Il massacro del Ruanda (800.000 persone) avvenne prevalentemente con il machete, che però non era un'arma, ma uno strumento usato per il lavoro dei campi, come la falce. E la comunità internazionale non intervenne, ma certo non sarebbe potuta intervenire a mani nude, ne' alla parte di popolazione accecata dall'odio sarebbe importato molto di eventuali sanzioni, il cui effetto peraltro si sarebbe visto troppo tardi, visto che la tragedia si consumò in pochi giorni.

La stessa Lidia Menapace era partigiana. I partigiani non erano missionari che predicavano la nonviolenza, altrimenti oggi non sentiremmo parlare di partigiani vivi. Essi organizzavano azioni di guerriglia, cui riconosciamo il crisma etico della difesa contro l'oppressore e l'invasore, ma sempre di armi e azioni violente si trattava. Le armi sono quindi necessarie a proteggere dalle offese coloro che ne sono vittime.

L'arma può portare la pace e l'ordine, basta che sia usata con correttezza, in base alle diverse norme e principi. I codici nazionali ed internazionali prevedono la legittima difesa e anche se la Costituzione ripudia la guerra come mezzo di risoluzione dei conflitti, non vieta l'uso delle armi o l'esistenza di forze armate. Poiché la Costituzione chiede di essere preservata, è necessario prevedere infatti la possibilità di difenderla rispetto ad un Hitler che proprio non voglia saperne della nonviolenza.

Occorrono quindi regole (e ci sono, sia a livello nazionale che internazionale) ed il rispetto delle stesse che passa attraverso due vie, quelle della cultura e quella del voto. Con la prima educhiamo alla soluzione pacifica dei conflitti a qualsiasi livello, con la seconda scegliamo governanti rispettosi delle regole e non corruttibili, quindi non sensibili alle sirene dei produttori di armi che vogliono allargare il loro giro d'affari promuovendo sempre nuovi conflitti.

Il problema è che invece molti elettori votano persone che spesso hanno violato le regole e promesso collusioni ancor prima di giungere sullo scranno, e le votano in base ad una appartenenza ideologica, a soggezione culturale o a fama del candidato, ad amicizie e clientelismi, etc, ma non certo in base a criteri di capacità e correttezza, quindi difficile poi aspettarsi comportamenti corretti.

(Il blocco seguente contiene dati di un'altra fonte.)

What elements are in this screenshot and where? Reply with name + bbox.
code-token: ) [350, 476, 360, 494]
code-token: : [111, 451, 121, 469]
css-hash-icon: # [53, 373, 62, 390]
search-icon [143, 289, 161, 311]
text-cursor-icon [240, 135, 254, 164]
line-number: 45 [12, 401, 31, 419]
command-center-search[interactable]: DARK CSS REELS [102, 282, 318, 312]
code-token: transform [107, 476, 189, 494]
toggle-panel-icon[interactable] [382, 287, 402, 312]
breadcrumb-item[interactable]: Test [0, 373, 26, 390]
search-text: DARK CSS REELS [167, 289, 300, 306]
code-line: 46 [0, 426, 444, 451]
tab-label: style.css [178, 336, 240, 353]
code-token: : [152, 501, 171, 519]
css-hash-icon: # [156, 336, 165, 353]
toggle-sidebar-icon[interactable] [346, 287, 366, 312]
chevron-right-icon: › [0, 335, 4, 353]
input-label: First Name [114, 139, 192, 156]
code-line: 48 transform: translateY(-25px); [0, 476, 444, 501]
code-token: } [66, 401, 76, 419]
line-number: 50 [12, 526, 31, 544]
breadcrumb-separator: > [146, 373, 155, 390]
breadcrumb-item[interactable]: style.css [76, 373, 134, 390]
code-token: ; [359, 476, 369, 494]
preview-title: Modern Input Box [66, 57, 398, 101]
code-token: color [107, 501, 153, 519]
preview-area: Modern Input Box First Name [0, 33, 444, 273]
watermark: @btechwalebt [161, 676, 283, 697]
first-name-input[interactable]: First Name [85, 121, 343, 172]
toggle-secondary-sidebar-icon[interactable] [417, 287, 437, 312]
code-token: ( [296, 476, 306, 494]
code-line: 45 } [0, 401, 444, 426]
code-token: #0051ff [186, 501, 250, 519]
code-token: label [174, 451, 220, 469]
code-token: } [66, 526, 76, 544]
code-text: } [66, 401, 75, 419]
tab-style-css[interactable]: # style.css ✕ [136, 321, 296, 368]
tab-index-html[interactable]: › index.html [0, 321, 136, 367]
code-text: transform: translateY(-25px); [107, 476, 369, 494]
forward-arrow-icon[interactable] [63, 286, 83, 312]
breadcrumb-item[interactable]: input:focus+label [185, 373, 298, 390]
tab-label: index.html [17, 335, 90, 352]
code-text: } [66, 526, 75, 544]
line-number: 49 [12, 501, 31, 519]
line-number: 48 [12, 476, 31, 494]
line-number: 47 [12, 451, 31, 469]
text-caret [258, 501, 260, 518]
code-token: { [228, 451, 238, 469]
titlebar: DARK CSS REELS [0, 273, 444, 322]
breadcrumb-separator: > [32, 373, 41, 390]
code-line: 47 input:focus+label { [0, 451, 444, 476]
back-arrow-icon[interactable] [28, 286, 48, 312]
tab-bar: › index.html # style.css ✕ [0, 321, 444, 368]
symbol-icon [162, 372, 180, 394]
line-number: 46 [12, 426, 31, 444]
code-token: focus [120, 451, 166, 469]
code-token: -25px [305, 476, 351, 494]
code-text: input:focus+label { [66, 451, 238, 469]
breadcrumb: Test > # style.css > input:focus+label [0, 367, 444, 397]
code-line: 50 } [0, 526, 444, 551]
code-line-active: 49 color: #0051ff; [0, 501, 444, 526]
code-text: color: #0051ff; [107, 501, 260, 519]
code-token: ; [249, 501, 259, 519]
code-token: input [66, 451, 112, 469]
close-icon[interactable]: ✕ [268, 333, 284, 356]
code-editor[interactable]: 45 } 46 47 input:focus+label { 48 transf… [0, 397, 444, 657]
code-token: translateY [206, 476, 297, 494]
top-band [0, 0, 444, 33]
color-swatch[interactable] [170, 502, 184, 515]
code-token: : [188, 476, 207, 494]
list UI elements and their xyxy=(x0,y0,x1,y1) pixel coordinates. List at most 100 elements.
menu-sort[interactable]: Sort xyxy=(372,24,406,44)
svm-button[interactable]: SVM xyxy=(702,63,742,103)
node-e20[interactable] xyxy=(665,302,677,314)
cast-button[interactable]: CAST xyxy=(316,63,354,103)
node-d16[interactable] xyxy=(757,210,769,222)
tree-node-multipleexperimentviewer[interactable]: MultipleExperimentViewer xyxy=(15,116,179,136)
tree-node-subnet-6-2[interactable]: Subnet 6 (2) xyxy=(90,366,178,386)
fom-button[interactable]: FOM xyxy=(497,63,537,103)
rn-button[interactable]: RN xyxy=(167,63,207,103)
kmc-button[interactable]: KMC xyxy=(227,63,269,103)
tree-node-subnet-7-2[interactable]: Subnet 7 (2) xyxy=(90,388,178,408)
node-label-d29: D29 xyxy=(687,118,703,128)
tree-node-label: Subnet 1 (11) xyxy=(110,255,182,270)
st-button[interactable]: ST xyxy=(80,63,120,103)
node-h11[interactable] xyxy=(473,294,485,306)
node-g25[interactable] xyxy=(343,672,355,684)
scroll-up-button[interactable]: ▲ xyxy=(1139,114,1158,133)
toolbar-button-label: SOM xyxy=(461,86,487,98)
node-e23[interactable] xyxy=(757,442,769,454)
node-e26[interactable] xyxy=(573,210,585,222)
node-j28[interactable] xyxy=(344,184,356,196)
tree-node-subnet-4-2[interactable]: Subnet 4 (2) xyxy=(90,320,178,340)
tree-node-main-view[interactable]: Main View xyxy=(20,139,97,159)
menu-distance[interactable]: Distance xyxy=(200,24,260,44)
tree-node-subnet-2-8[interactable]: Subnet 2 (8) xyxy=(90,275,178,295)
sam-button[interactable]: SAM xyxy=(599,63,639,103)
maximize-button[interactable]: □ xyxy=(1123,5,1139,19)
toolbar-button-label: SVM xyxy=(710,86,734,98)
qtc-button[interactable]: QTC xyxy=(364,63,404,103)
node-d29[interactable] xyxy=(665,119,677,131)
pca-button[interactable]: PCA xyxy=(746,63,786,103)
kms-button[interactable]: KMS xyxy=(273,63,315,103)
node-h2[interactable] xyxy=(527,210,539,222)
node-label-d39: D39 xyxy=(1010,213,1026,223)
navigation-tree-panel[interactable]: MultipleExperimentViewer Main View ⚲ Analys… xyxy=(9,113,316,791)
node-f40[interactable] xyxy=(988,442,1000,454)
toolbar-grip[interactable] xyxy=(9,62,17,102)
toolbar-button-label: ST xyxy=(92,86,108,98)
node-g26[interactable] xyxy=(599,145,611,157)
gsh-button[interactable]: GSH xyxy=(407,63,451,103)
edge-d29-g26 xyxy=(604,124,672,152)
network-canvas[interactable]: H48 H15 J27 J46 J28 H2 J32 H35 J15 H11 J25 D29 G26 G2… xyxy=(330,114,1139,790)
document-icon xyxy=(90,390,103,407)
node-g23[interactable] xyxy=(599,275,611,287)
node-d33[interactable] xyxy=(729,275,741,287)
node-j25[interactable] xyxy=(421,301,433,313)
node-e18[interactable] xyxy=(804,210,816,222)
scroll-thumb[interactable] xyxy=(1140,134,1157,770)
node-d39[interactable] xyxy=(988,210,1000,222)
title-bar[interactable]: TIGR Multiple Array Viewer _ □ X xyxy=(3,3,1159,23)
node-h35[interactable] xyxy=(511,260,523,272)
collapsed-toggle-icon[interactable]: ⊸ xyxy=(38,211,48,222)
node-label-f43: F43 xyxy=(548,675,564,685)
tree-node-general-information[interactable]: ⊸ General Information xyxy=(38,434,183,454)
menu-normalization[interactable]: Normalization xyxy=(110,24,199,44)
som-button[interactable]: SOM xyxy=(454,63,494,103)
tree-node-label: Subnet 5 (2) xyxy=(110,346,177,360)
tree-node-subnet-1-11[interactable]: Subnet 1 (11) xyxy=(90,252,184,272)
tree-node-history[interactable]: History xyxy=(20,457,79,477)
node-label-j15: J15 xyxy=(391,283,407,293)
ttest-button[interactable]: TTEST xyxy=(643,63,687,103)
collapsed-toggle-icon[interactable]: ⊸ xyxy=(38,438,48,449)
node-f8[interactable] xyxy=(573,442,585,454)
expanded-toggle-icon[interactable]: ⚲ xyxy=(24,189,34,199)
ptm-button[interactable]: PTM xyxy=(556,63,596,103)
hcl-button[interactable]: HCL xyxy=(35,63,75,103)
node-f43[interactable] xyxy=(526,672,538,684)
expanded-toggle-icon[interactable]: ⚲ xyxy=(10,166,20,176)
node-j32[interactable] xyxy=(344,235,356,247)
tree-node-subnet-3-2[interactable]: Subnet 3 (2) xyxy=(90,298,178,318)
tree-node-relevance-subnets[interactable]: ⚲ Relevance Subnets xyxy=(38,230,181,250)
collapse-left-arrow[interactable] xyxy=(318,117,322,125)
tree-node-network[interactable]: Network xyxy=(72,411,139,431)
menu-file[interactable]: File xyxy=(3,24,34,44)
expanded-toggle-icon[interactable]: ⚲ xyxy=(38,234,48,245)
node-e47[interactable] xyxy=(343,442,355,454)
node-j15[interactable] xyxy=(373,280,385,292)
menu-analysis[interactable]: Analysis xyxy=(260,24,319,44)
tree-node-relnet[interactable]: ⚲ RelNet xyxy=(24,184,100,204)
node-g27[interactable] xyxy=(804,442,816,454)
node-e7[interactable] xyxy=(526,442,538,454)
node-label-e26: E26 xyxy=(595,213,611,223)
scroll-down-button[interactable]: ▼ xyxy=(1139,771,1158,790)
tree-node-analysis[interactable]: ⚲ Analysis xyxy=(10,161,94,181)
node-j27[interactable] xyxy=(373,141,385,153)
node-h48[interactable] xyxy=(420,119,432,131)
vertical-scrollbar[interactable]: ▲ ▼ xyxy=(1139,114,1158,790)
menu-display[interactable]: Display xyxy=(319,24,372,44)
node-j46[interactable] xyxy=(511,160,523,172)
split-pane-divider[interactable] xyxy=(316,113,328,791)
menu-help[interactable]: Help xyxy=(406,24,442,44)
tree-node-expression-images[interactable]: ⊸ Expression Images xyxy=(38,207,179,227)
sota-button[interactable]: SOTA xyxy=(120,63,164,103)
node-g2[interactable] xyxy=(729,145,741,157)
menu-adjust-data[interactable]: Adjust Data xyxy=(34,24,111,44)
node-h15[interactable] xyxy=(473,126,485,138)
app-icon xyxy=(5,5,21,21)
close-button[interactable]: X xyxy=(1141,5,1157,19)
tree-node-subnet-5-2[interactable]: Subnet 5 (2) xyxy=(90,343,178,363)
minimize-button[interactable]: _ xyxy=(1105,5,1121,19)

Quindi non sono favorevole alla distruzione delle armi pesanti e leggere, ma alla loro non-proliferazione e non distribuzione indiscriminata. E non vedo niente di male in una parata militare ove quelle truppe siano viste come protezione per lo Stato dagli attacchi, come difesa dei deboli e delle organizzazioni umanitarie che portano aiuti alle popolazioni nelle zone di conflitto.

Tutto sta a fare poi scelte politiche e attuare comportamenti in linea con questi principi di difesa e non di offesa, che sono poi le uniche azioni legali.